February 1, 2022 | View PDF



Government-approved “history books” claim the War Between the States/Civil War was fought over slavery; however, the main characters in both North and South, including Jefferson Davis and Abraham Lincoln, insisted that was not the casus belli. The Hampton Roads Conference provides further insight.

In early January 1865 (after over 3½ years of struggle) American journalist Francis Blair spearheaded an effort to have both sides meet face-to-face to work out a compromise. Blair was concerned about French military presence in Mexico. He envisioned a cessation of the American conflict and re-unification to squelch this perceived threat. (Lincoln was skeptical about this proposition.) Instigated by Blair, a meeting was arranged for February 5, 1865, and the chosen location was Hampton Roads, Virginia. Thus, we have the Hampton Roads Conference.

Representing the United States was Abraham Lincoln and William Seward and representing the Confederate States was Alexander Stephens, Judge William Campbell, and R.M.T. Hunter. Seward requested an informal meeting with no official written records. However, Stephens referenced the meeting in A Constitutional View of the War Between the States: Its Causes, Character, Conduct and Results. (Campbell and Hunter both made later references to the conference.)

Lincoln said he favored cessation of hostilities as long as the Southern States pledged their loyalty to the Union and, only under those conditions, would military operations cease. Judge Campbell asked about the terms for rejoining the Union. Stephens suggested a “cooling off” period and stressed that State sovereignty would have to be recognized. Seward claimed that allowing secession would create a tenuous Union, even floating the possibility that individual States might make treaties with foreign countries.

Hunter asked about reunification and forcing the Confederate States to join with the Union Army to invade Mexico. Lincoln and Seward said that was unnecessary. The Confederates made it clear they would never agree to invade Mexico and try to force a specific government on them—that is what they were already fighting against.

The conversation moved to slavery and Stephens asked Lincoln about the status of the slave population. Lincoln made it clear the Emancipation Proclamation was simply a war measure and, if the Southern States rejoined, they could bring enough votes to defeat any amendments tied to ending the practice. He did express a desire to end all slavery within six years. Seward claimed about 200,000 slaves were freed by the proclamation and they would remain free. (Some argue the “war measure proclamation” had no legal basis and actually freed nobody.)

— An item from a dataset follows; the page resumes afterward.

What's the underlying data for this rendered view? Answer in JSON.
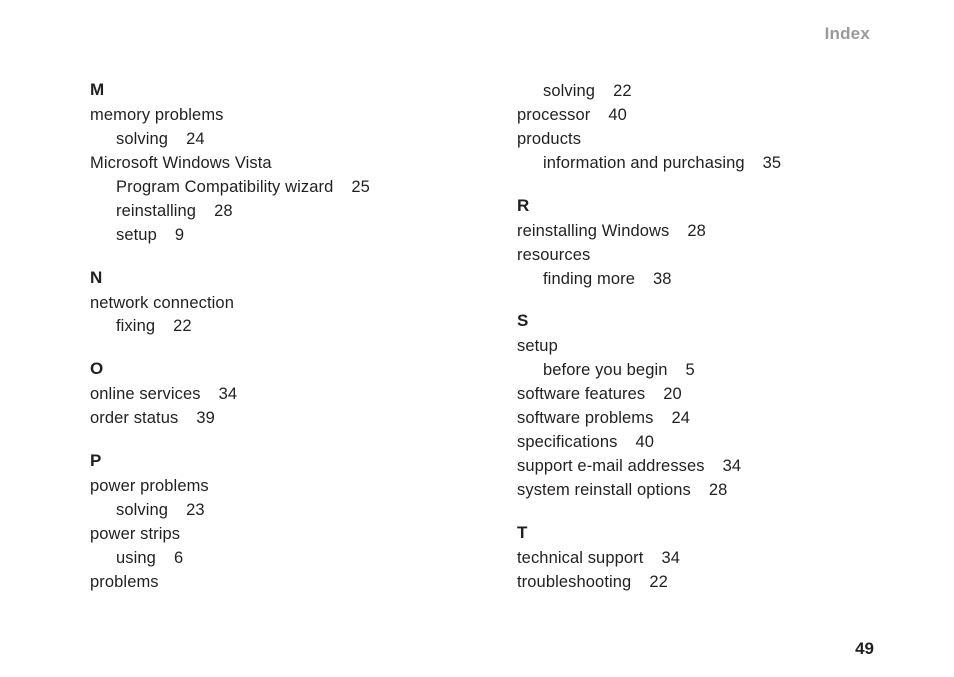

Stephens asked Lincoln about how Southern States representation would play out upon re-entry. Lincoln essentially said their return would be business as usual, without punishment via reconstruction or otherwise. Campbell asked Seward about the hypothetical results of freeing the slaves. Lincoln chimed in with the old cliché “let’em root”, a variation of root hog or die, which originated from the old practice of turning pigs loose and letting them fend for themselves. A blunt interpretation would be that, in Lincoln’s opinion, if they cannot make it on their own, just let them die. With independence at the forefront, the Southern delegation asked about the continued existence of West Virginia. Lincoln said it would remain a “State” even if the Southern States rejoined the Union. (Lincoln recognized the “unconstitutional secession” of West Virginia but failed to recognize the Confederate States’ exercise of self-government.)

Lincoln was confident the U.S. Government would be willing to pay $400,000,000 to compensate slave-owners. He readily admitted the North was as responsible for slavery as the South. Seward echoed the sentiment that a war-weary North would approve compensation. Stephens reiterated the significance of a cooling off period but Lincoln indicated that he was unlikely to change his mind and agree to those terms.

The Southern representatives steadily advocated for independence and the Northern representatives called for reunification. Both sides knew the continuance of slavery in an independent South was dubious given the absence of legal and constitutional protections provided by being part of the Union. Lincoln consistently supported the continuance of slavery where it existed for a limited time and voiced his disapproval of its expansion into other parts of the U.S.

Post war, Julian S. Carr, wrote a pamphlet reputing the accusation that Stephens said Lincoln produced a piece of paper with “Union” written at the top and then asked Southern representatives to write whatever they pleased after it. The implication was that Lincoln was exercising benevolence and Davis was being obstinate. Carr cites overwhelming evidence that this never happened.

The conclusion is simple. In August 1864, Jefferson Davis stated: “you may ‘emancipate’ every negro in the Confederacy, but we will be free! We will govern ourselves.” (Magness) In a nutshell – the South wanted to govern itself and the North would not allow it.